Au milieu des milliers d'histoires de Batman qui existaient déjà, "The Dark Prince Charming", une histoire en deux tomes conçue et réalisée par Enrico Marini fait beaucoup parler dans le monde de la bande dessinée depuis la sortie du premier tome à la fin de l'année dernière. D'une part parce qu'elle est l'oeuvre d'un Européen, presque une folie dans le milieu des Comics, mais aussi parce qu'elle remet en lumière le mythique personnage du Joker.
Copublié par Dargaud et DC Comics, ce diptyque de 150 pages trouve aussi son originalité dans l'univers de son auteur, Enrico Marini. Ce Bâlois d'origine italienne âgé de 48 ans est devenu ces dernières années un grand nom de la bande dessinée avec des séries à succès comme "Gipsy", "Rapaces", "L'Etoile du désert", "Le Scorpion" et plus récemment "Les Aigles de Rome". Des vampires aux épopées romaines en passant par le western, Marini brille par la diversité de sa matière et il n'est pas étonnant de le retrouver dans la noirceur crasse de Gotham City.
Carte blanche pour Marini
Quand on lui a proposé de réécrire l'histoire de Batman, Enrico Marini s'est tout d'abord dit "Merde je n'ai pas le temps", car il travaillait à ce moment-là à de multiples autres projets. Mais "on ne peut pas dire non à Batman", confie-t-il dans des interviews accordés au 19h30 et à Vertigo sur la RTS. Et d'ajouter: "J'ai grandi avec Batman et c'était l'un des personnages de Comics que je préférais en étant enfant. C'était donc un peu un retour à l'enfance que de s'intéresser à lui."
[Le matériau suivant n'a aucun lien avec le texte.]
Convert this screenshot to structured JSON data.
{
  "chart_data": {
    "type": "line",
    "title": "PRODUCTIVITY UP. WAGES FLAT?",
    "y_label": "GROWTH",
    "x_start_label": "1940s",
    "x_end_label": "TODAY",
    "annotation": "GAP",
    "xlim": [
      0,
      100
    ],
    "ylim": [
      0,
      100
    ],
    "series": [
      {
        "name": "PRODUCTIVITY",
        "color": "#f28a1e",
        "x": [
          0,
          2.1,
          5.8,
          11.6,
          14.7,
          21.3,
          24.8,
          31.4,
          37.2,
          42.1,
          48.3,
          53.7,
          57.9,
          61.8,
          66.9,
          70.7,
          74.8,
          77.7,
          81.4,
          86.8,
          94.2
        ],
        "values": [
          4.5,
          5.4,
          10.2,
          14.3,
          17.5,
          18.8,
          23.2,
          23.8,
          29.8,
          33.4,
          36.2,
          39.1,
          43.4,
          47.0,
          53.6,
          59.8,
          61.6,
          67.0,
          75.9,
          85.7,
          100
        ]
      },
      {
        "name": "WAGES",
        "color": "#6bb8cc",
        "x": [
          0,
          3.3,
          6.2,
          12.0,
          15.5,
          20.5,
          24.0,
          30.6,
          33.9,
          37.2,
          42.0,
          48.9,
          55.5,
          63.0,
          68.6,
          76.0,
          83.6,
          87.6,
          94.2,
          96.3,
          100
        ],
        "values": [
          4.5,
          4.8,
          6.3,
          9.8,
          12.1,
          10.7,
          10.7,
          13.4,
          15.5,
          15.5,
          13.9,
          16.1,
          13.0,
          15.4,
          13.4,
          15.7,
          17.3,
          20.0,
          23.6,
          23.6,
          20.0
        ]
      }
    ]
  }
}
Enrico Marini précise que DC Comics, la maison d'édition qui détient les droits de Batman, lui a laissé carte blanche pour écrire son scénario, mais qu'il savait jusqu'où il pouvait aller et les limites à ne pas franchir. "Il était important que je respecte l'univers de Batman, que je ne m'en moque pas", confie l'auteur bâlois. Il a donc pris le temps pour trouver une bonne idée, s'approprier le personnage de Batman et lui insuffler sa patte tout en respectant la mythologie du justicier masqué.
Celui qui a véritablement été révélé par sa série "Le Scorpion" dit avoir tout de suite su comment représenter Batman et son univers. "J'aurais pu créer un univers plus fou et déjanté, mais je n'en avais pas vraiment envie et je me suis surtout fait plaisir." Et comme il en a l'habitude, Marini a tout fait dans ses BD, du scénario au dessin, une démarche qui frappe dans le milieu des Comics où l'on travaille surtout en équipe, avec un scénariste, un dessinateur, un coloriste et même des gens qui s'occupent du lettrage.
Une attirance pour le Joker
Le point de départ de l'histoire est le kidnapping d'une fillette qui pourrait être l'enfant cachée de Batman. Les soupçons se portent évidemment sur le Joker et commence alors un jeu de chat et souris qui met une nouvelle fois en exergue la rivalité inaltérable entre l'homme aux oreilles de chauve-souris et son meilleur ennemi au sourire sardonique.
C'est d'ailleurs le personnage du Joker qui a le plus intéressé Marini dans sa démarche artistique: "Dans cette histoire, le Joker m'a presque plus fasciné que Batman, j'ai un amour particulier pour lui." Le dessinateur juge que le Joker est tellement à l'opposé de Batman qu'il est facile de s'amuser avec lui. A ses yeux, ces dernières années, ce personnage était devenu plus un monstre sanguinaire qu'un clown. "J'avais donc envie de revenir à une présentation un peu plus drôle de lui, même s'il reste tout de même un psychopathe."
J'aurais envie de boire un café avec le Joker et ensuite me tirer très vite pour rester en vie
Le dessinateur s'amuse aussi des différences qui existent entre les deux héros de l'univers: "Alors que Batman est plus dans l'ombre, plus statique, le Joker est plus jouissif, il aime être sur scène avec les lumières braquées sur lui. Batman a l'air parfois un peu simpliste, car il ne peut pas être fou comme le Joker, qui est un personnage complexe et ambigu. Mais il a d'autres atouts, il est plus posé et réfléchi." Malgré tout le Joker reste un être à part qui attire autant qu'il fait peur: "J'aurais envie de boire un café avec lui et ensuite me tirer très vite pour rester en vie", conclut Enrico Marini.